The group fell silent for a moment. Then: “I bet the drug dealers were having a field day that day,” Mr. Long said.

“No cops,” Mr. Crafton said.

Then another man had a thought.

“No cellphones,” he said.

“Oh yeah,” Mr. Long said.

Nine men were sitting in a circle in a room at St. Christopher’s Inn for a therapy session. After a brief meditation, Michael Boccia, the social worker leading the group, began a discussion about old habits, and the men started talking about how they had drowned their anxieties with drinks and drugs.

“My worst fear is leaving this mountain the way I came in, doing things in half measures,” said William Chapman, a recovering crack addict from Brooklyn. “I worked too hard to get where I am now.”

Like the rest of the men, Mr. Chapman was wearing a photo ID taken the day he entered the program. It showed a terrified man with downcast eyes.

Fear and hope are undercurrents at Renewal, even for Mr. Crafton. Despite all his city slicker bravura, he admitted privately that he liked being out of New York and loved the peaceful rhythms of the farm. He has found serenity in Garrison, he said, and now possesses, he believes, the peace of mind he needs to stay sober when he leaves.

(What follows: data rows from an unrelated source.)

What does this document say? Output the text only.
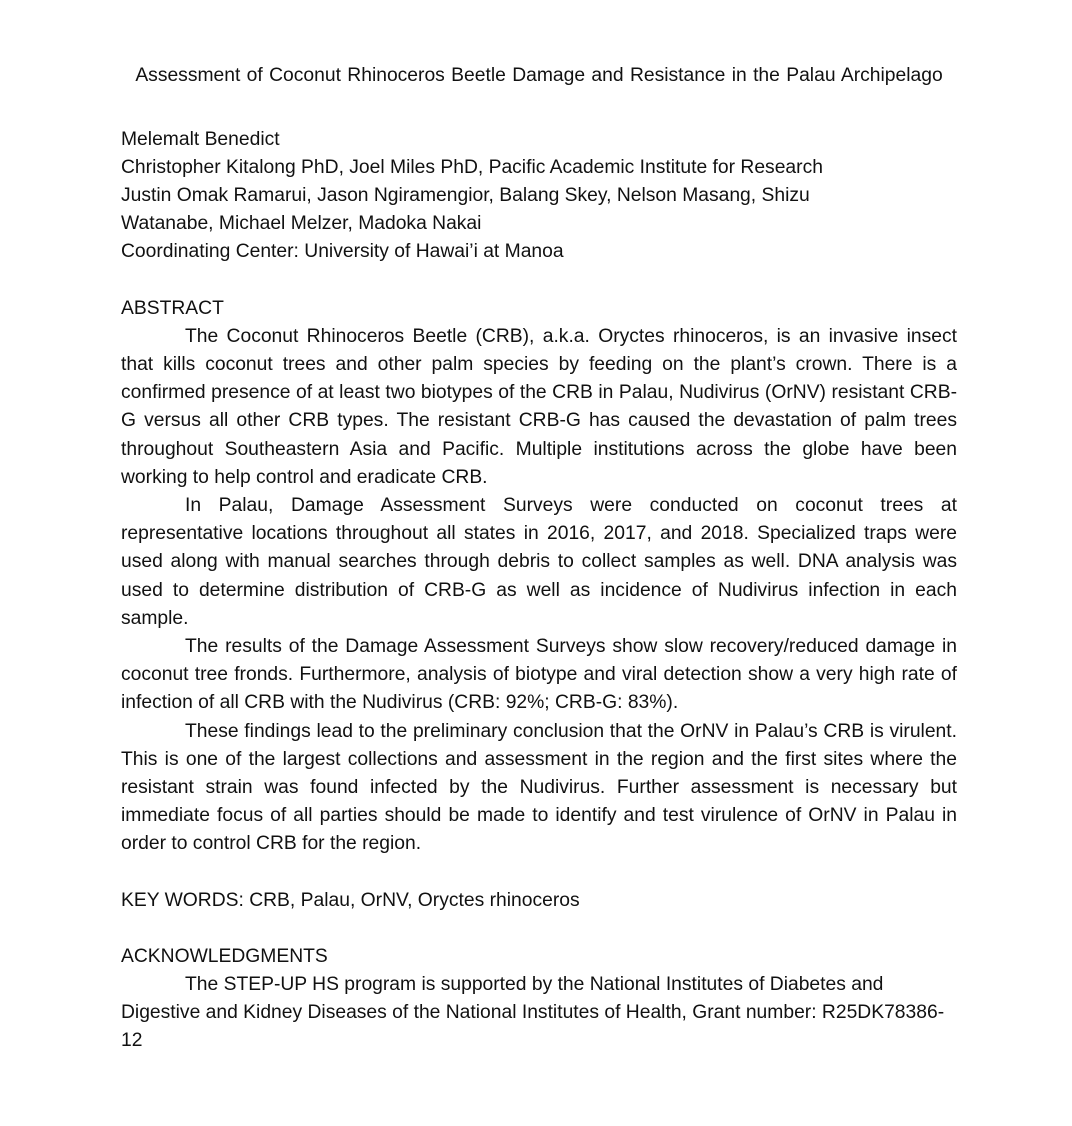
Assessment of Coconut Rhinoceros Beetle Damage and Resistance in the Palau Archipelago
Melemalt Benedict
Christopher Kitalong PhD, Joel Miles PhD, Pacific Academic Institute for Research
Justin Omak Ramarui, Jason Ngiramengior, Balang Skey, Nelson Masang, Shizu
Watanabe, Michael Melzer, Madoka Nakai
Coordinating Center: University of Hawai’i at Manoa
ABSTRACT

The Coconut Rhinoceros Beetle (CRB), a.k.a. Oryctes rhinoceros, is an invasive insect that kills coconut trees and other palm species by feeding on the plant’s crown. There is a confirmed presence of at least two biotypes of the CRB in Palau, Nudivirus (OrNV) resistant CRB-G versus all other CRB types. The resistant CRB-G has caused the devastation of palm trees throughout Southeastern Asia and Pacific. Multiple institutions across the globe have been working to help control and eradicate CRB.

In Palau, Damage Assessment Surveys were conducted on coconut trees at representative locations throughout all states in 2016, 2017, and 2018. Specialized traps were used along with manual searches through debris to collect samples as well. DNA analysis was used to determine distribution of CRB-G as well as incidence of Nudivirus infection in each sample.

The results of the Damage Assessment Surveys show slow recovery/reduced damage in coconut tree fronds. Furthermore, analysis of biotype and viral detection show a very high rate of infection of all CRB with the Nudivirus (CRB: 92%; CRB-G: 83%).

These findings lead to the preliminary conclusion that the OrNV in Palau’s CRB is virulent. This is one of the largest collections and assessment in the region and the first sites where the resistant strain was found infected by the Nudivirus. Further assessment is necessary but immediate focus of all parties should be made to identify and test virulence of OrNV in Palau in order to control CRB for the region.

KEY WORDS: CRB, Palau, OrNV, Oryctes rhinoceros
ACKNOWLEDGMENTS

The STEP-UP HS program is supported by the National Institutes of Diabetes and Digestive and Kidney Diseases of the National Institutes of Health, Grant number: R25DK78386-12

“I’m too old to be coming in and out of these places,” Mr. Crafton said. “I got insight now into what I need. This is my last time. I know it.”

There was a snake on the loose somewhere in the hoop house, the long, low greenhouse made out of arched tubing and plastic sheets. But the men had no time to find it; they had work to do.

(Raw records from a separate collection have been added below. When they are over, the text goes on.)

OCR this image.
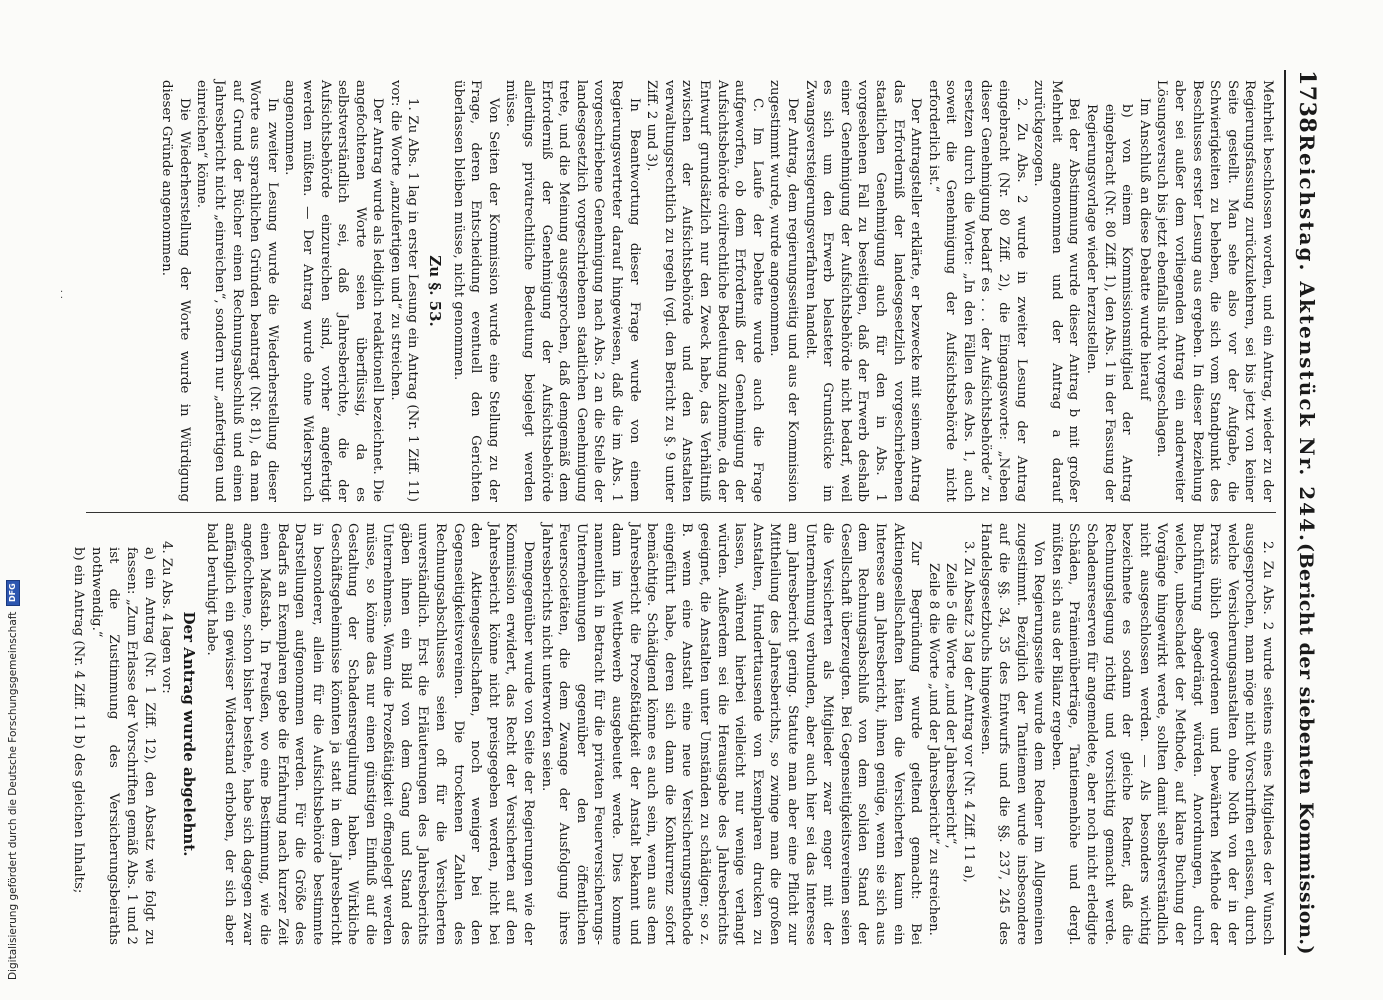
1738
Reichstag. Aktenstück Nr. 244.
(Bericht der siebenten Kommission.)

Mehrheit beschlossen worden, und ein Antrag, wieder zu der Regierungsfassung zurückzukehren, sei bis jetzt von keiner Seite gestellt. Man sehe also vor der Aufgabe, die Schwierigkeiten zu beheben, die sich vom Standpunkt des Beschlusses erster Lesung aus ergeben. In dieser Beziehung aber sei außer dem vorliegenden Antrag ein anderweiter Lösungsversuch bis jetzt ebenfalls nicht vorgeschlagen.

Im Anschluß an diese Debatte wurde hierauf

b) von einem Kommissionsmitglied der Antrag eingebracht (Nr. 80 Ziff. 1), den Abs. 1 in der Fassung der Regierungsvorlage wieder herzustellen.

Bei der Abstimmung wurde dieser Antrag b mit großer Mehrheit angenommen und der Antrag a darauf zurückgezogen.

2. Zu Abs. 2 wurde in zweiter Lesung der Antrag eingebracht (Nr. 80 Ziff. 2), die Eingangsworte: „Neben dieser Genehmigung bedarf es . . . der Aufsichtsbehörde“ zu ersetzen durch die Worte: „In den Fällen des Abs. 1, auch soweit die Genehmigung der Aufsichtsbehörde nicht erforderlich ist.“

Der Antragsteller erklärte, er bezwecke mit seinem Antrag das Erforderniß der landesgesetzlich vorgeschriebenen staatlichen Genehmigung auch für den in Abs. 1 vorgesehenen Fall zu beseitigen, daß der Erwerb deshalb einer Genehmigung der Aufsichtsbehörde nicht bedarf, weil es sich um den Erwerb belasteter Grundstücke im Zwangsversteigerungsverfahren handelt.

Der Antrag, dem regierungsseitig und aus der Kommission zugestimmt wurde, wurde angenommen.

C. Im Laufe der Debatte wurde auch die Frage aufgeworfen, ob dem Erforderniß der Genehmigung der Aufsichtsbehörde civilrechtliche Bedeutung zukomme, da der Entwurf grundsätzlich nur den Zweck habe, das Verhältniß zwischen der Aufsichtsbehörde und den Anstalten verwaltungsrechtlich zu regeln (vgl. den Bericht zu §. 9 unter Ziff. 2 und 3).

In Beantwortung dieser Frage wurde von einem Regierungsvertreter darauf hingewiesen, daß die im Abs. 1 vorgeschriebene Genehmigung nach Abs. 2 an die Stelle der landesgesetzlich vorgeschriebenen staatlichen Genehmigung trete, und die Meinung ausgesprochen, daß demgemäß dem Erforderniß der Genehmigung der Aufsichtsbehörde allerdings privatrechtliche Bedeutung beigelegt werden müsse.

Von Seiten der Kommission wurde eine Stellung zu der Frage, deren Entscheidung eventuell den Gerichten überlassen bleiben müsse, nicht genommen.

Zu §. 53.

1. Zu Abs. 1 lag in erster Lesung ein Antrag (Nr. 1 Ziff. 11) vor: die Worte „anzufertigen und“ zu streichen.

Der Antrag wurde als lediglich redaktionell bezeichnet. Die angefochtenen Worte seien überflüssig, da es selbstverständlich sei, daß Jahresberichte, die der Aufsichtsbehörde einzureichen sind, vorher angefertigt werden müßten. — Der Antrag wurde ohne Widerspruch angenommen.

In zweiter Lesung wurde die Wiederherstellung dieser Worte aus sprachlichen Gründen beantragt (Nr. 81), da man auf Grund der Bücher einen Rechnungsabschluß und einen Jahresbericht nicht „einreichen“, sondern nur „anfertigen und einreichen“ könne.

Die Wiederherstellung der Worte wurde in Würdigung dieser Gründe angenommen.

2. Zu Abs. 2 wurde seitens eines Mitgliedes der Wunsch ausgesprochen, man möge nicht Vorschriften erlassen, durch welche Versicherungsanstalten ohne Noth von der in der Praxis üblich gewordenen und bewährten Methode der Buchführung abgedrängt würden. Anordnungen, durch welche, unbeschadet der Methode, auf klare Buchung der Vorgänge hingewirkt werde, sollten damit selbstverständlich nicht ausgeschlossen werden. — Als besonders wichtig bezeichnete es sodann der gleiche Redner, daß die Rechnungslegung richtig und vorsichtig gemacht werde. Schadensreserven für angemeldete, aber noch nicht erledigte Schäden, Prämienüberträge, Tantiemenhöhe und dergl. müßten sich aus der Bilanz ergeben.

Von Regierungsseite wurde dem Redner im Allgemeinen zugestimmt. Bezüglich der Tantiemen wurde insbesondere auf die §§. 34, 35 des Entwurfs und die §§. 237, 245 des Handelsgesetzbuchs hingewiesen.

3. Zu Absatz 3 lag der Antrag vor (Nr. 4 Ziff. 11 a),

Zeile 5 die Worte „und der Jahresbericht“,

Zeile 8 die Worte „und der Jahresbericht“ zu streichen.

Zur Begründung wurde geltend gemacht: Bei Aktiengesellschaften hätten die Versicherten kaum ein Interesse am Jahresbericht, ihnen genüge, wenn sie sich aus dem Rechnungsabschluß von dem soliden Stand der Gesellschaft überzeugten. Bei Gegenseitigkeitsvereinen seien die Versicherten als Mitglieder zwar enger mit der Unternehmung verbunden, aber auch hier sei das Interesse am Jahresbericht gering. Statute man aber eine Pflicht zur Mittheilung des Jahresberichts, so zwinge man die großen Anstalten, Hunderttausende von Exemplaren drucken zu lassen, während hierbei vielleicht nur wenige verlangt würden. Außerdem sei die Herausgabe des Jahresberichts geeignet, die Anstalten unter Umständen zu schädigen; so z. B. wenn eine Anstalt eine neue Versicherungsmethode eingeführt habe, deren sich dann die Konkurrenz sofort bemächtige. Schädigend könne es auch sein, wenn aus dem Jahresbericht die Prozeßtätigkeit der Anstalt bekannt und dann im Wettbewerb ausgebeutet werde. Dies komme namentlich in Betracht für die privaten Feuerversicherungs-Unternehmungen gegenüber den öffentlichen Feuersocietäten, die dem Zwange der Ausfolgung ihres Jahresberichts nicht unterworfen seien.

Demgegenüber wurde von Seite der Regierungen wie der Kommission erwidert, das Recht der Versicherten auf den Jahresbericht könne nicht preisgegeben werden, nicht bei den Aktiengesellschaften, noch weniger bei den Gegenseitigkeitsvereinen. Die trockenen Zahlen des Rechnungsabschlusses seien oft für die Versicherten unverständlich. Erst die Erläuterungen des Jahresberichts gäben ihnen ein Bild von dem Gang und Stand des Unternehmens. Wenn die Prozeßtätigkeit offengelegt werden müsse, so könne das nur einen günstigen Einfluß auf die Gestaltung der Schadensregulirung haben. Wirkliche Geschäftsgeheimnisse könnten ja statt in dem Jahresbericht in besonderer, allein für die Aufsichtsbehörde bestimmte Darstellungen aufgenommen werden. Für die Größe des Bedarfs an Exemplaren gebe die Erfahrung nach kurzer Zeit einen Maßstab. In Preußen, wo eine Bestimmung, wie die angefochtene, schon bisher bestehe, habe sich dagegen zwar anfänglich ein gewisser Widerstand erhoben, der sich aber bald beruhigt habe.

Der Antrag wurde abgelehnt.

4. Zu Abs. 4 lagen vor:

a) ein Antrag (Nr. 1 Ziff. 12), den Absatz wie folgt zu fassen: „Zum Erlasse der Vorschriften gemäß Abs. 1 und 2 ist die Zustimmung des Versicherungsbeiraths nothwendig.“

b) ein Antrag (Nr. 4 Ziff. 11 b) des gleichen Inhalts;

⁚
Digitalisierung gefördert durch die Deutsche Forschungsgemeinschaft
DFG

Mr. Fletcher walked over to the flower beds with Mr. DeArmas, crouched down and began snipping blooms — celosias, nasturtiums, snapdragons — to sell at the farm stand. Another man helped. “Here you go, flower maiden,” he said, handing Mr. Fletcher a bloom.

“Thank you,” Mr. Fletcher said, and moved to another plant, accidentally dropping a flower. “Sweetheart, you dropped one,” the man said.

Mr. Fletcher shook his head. “Sweetheart,” he muttered.

Mr. Crafton began arranging the picked blooms into bouquets. “You usually want a little color,” he explained to Mr. Fletcher. “See? I put that one in the middle. The red one. Then this one. And this pink one. Look! A bouquet.” He held the arrangement at arm’s length, surveyed his work, and nodded.

“This one?” Mr. Fletcher asked, offering him a yellow snapdragon.

“No,” Mr. Crafton said. “It doesn’t go.”

Renewal Farm’s roadside stand sits at the corner of Route 9 and Snake Hill Road, and at midmorning one weekday Mr. DeArmas and a few men unloaded the van, setting out baskets of squash, herbs, lettuce, Swiss chard, tomato plants and Mr. Crafton’s bouquets. Sales at the farm stand have been slow this year, partly because of the near-daily downpours. Mr. Long, who had been helping unpack the produce, waved at a passing car, grinning widely, a gesture that sometimes draws in customers.

“I always wave at everybody,” he said. The car slowed but did not stop.

Mr. DeArmas left the men to tend their stand and drove back to the farm. It was time for the men there to wrap up their day’s work.

As the van arrived at the farm, Mr. Crafton was waiting with news.

“I came across the snake!” he cried. “It was a garter snake, but it was big.”

“Yeah,” said one of the men. “The snake ran one way; he ran the other way.”

Mr. DeArmas guffawed, and then he told the men to hop into the van. It was time to go back to St. Christopher’s, back to the holy mountain.